E, ao contrário das interpretações de textos na escola, não era importante o
que ele queria dizer com as suas canções, mas sim o que o elas produziam em
mim.
Da província ao estrelato
Também
o cantor e compositor americano cresceu numa zona rural. Nascido em Duluth, no
estado de Minnesota, em 24 de maio de 1941, como Robert Allen Zimmerman, sua
família judaica de classe média mudou-se poucos anos depois para o lugarejo de
mineradores Hibbing.
O
jovem Robert aprendeu piano e violão e, apesar de ser, de resto, antes
reservado, fundou bandas de rock n' roll e jazz, e se sentia perfeitamente em
casa no palco. Depois da highschool, inscreveu-se para estudar artes plásticas
e música em Mineápolis. Contudo, em vez de assistir às aulas, preferia
apresentar-se com canções de seu ídolo, Woody Guthrie, acompanhando-se no
violão e na gaita.
Foi
nessa época que adotou o pseudônimo artístico Bob Dylan, inspirado pelo poeta
galês Dylan Thomas, como revela em Crônicas, seu livro de memórias publicado em
2004. Em breve, Mineápolis se torna pequena demais para o rapaz de 19 anos, que
em janeiro de 1961 se muda para Nova York – num vagão de carga, afirma na
época, reforçando a imagem de vagabundo que tão bem combina com suas canções.
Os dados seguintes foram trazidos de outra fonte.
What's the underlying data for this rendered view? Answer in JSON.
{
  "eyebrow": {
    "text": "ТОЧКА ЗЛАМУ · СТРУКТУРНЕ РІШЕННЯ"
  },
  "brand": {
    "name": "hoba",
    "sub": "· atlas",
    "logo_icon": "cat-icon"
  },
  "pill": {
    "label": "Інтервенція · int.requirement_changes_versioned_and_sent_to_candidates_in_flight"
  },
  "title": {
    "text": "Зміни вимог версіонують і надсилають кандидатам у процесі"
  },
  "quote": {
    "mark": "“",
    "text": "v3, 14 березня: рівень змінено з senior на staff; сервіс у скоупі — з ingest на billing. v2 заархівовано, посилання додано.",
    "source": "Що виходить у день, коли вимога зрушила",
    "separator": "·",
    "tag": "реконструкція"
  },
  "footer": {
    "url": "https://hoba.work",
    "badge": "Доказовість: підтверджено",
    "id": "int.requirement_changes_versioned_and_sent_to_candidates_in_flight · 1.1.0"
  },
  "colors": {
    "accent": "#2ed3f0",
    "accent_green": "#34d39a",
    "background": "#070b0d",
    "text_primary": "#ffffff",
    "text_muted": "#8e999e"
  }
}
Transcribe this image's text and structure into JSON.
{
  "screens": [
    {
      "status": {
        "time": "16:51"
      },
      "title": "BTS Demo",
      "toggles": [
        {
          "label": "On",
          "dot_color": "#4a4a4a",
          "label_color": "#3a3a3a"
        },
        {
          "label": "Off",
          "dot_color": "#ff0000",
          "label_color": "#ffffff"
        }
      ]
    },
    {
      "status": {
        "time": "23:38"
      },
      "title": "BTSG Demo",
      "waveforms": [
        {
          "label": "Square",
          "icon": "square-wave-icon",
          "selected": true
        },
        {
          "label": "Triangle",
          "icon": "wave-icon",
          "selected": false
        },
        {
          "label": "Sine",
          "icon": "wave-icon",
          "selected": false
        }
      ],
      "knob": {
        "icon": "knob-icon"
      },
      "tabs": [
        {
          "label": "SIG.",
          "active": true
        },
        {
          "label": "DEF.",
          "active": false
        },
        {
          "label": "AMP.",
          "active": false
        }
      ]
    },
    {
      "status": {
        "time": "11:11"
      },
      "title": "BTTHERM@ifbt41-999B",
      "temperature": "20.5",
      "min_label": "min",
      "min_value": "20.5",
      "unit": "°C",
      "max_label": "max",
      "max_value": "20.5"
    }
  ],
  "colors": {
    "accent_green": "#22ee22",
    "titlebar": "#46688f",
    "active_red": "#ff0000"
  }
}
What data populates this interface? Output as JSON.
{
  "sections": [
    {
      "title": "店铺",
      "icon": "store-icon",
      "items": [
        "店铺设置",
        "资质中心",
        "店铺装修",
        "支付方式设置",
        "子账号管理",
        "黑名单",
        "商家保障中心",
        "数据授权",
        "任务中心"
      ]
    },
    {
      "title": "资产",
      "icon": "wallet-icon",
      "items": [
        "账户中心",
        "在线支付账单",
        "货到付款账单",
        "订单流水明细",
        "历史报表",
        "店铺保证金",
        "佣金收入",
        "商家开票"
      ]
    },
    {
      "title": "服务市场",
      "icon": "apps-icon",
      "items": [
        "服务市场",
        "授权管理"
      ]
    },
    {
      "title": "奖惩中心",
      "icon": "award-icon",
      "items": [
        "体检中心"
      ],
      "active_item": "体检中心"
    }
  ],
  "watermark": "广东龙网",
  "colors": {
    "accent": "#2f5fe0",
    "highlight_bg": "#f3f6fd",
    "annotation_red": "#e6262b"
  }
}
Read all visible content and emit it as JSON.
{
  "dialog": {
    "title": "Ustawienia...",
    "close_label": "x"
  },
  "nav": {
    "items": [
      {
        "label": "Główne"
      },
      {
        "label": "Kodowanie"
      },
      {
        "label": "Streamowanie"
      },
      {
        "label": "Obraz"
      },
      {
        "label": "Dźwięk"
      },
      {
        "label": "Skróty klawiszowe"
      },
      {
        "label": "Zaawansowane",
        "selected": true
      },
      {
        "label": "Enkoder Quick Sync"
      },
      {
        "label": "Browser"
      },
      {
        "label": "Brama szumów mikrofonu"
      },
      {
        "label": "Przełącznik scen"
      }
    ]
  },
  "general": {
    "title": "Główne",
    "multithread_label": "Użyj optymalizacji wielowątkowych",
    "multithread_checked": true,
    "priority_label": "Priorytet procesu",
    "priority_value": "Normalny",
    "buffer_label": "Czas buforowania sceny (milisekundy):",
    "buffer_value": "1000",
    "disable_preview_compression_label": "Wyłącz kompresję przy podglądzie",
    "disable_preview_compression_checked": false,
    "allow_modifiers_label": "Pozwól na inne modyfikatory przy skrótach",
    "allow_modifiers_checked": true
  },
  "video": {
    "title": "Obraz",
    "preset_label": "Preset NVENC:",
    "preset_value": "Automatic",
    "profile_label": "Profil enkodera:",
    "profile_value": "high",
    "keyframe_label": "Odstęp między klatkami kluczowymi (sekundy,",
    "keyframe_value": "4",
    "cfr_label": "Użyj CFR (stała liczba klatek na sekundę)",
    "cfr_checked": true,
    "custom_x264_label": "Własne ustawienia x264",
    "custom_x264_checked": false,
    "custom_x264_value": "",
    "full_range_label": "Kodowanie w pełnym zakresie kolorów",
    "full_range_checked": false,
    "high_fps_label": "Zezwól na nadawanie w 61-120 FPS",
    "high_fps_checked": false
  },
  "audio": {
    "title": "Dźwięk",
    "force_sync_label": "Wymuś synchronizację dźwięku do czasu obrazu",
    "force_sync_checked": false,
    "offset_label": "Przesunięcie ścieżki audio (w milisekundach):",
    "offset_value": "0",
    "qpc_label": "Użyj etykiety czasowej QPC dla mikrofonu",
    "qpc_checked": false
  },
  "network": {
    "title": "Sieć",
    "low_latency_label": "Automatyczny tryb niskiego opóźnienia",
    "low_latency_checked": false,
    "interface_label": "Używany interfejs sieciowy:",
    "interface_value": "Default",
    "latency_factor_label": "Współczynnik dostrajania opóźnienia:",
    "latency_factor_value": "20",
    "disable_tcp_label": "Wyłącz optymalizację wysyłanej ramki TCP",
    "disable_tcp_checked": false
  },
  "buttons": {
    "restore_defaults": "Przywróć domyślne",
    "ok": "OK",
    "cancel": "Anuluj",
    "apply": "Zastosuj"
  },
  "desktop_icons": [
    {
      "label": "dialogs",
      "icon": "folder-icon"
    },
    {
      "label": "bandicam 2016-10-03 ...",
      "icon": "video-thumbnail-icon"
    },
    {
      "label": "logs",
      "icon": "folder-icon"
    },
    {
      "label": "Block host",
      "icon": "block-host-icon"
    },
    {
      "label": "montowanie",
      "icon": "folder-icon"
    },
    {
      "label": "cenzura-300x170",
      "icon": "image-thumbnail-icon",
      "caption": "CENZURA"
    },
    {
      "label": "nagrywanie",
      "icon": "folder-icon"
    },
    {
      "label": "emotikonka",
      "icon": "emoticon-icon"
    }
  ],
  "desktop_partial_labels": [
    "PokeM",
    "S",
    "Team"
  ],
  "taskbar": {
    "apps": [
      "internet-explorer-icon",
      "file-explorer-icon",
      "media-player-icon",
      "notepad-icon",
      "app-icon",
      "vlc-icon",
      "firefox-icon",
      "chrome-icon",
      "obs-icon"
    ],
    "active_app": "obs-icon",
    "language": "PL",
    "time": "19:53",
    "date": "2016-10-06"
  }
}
(Só muito mais tarde admitiria que, na verdade, viajou bem cômodo, de carro.)
Com
um repertório folk, cada vez mais complementado por suas próprias músicas,
Dylan faz bicos nos bares e clubes do bairro de artistas Greenwich Village. Lá
conhece também a compositora e cantora Joan Baez, na época já uma estrela da
cena folk.
Quando,
em agosto de 1963, ela o leva junto numa turnê, Dylan já havia lançado dois
álbuns. Mas é com os shows conjuntos, diante de dezenas de milhares de
espectadores, que vem a grande guinada: começava uma carreira sem igual.
Protesto que atravessa
gerações
Em pouco
tempo, o músico de 20 anos se transforma em ícone do movimento de protesto.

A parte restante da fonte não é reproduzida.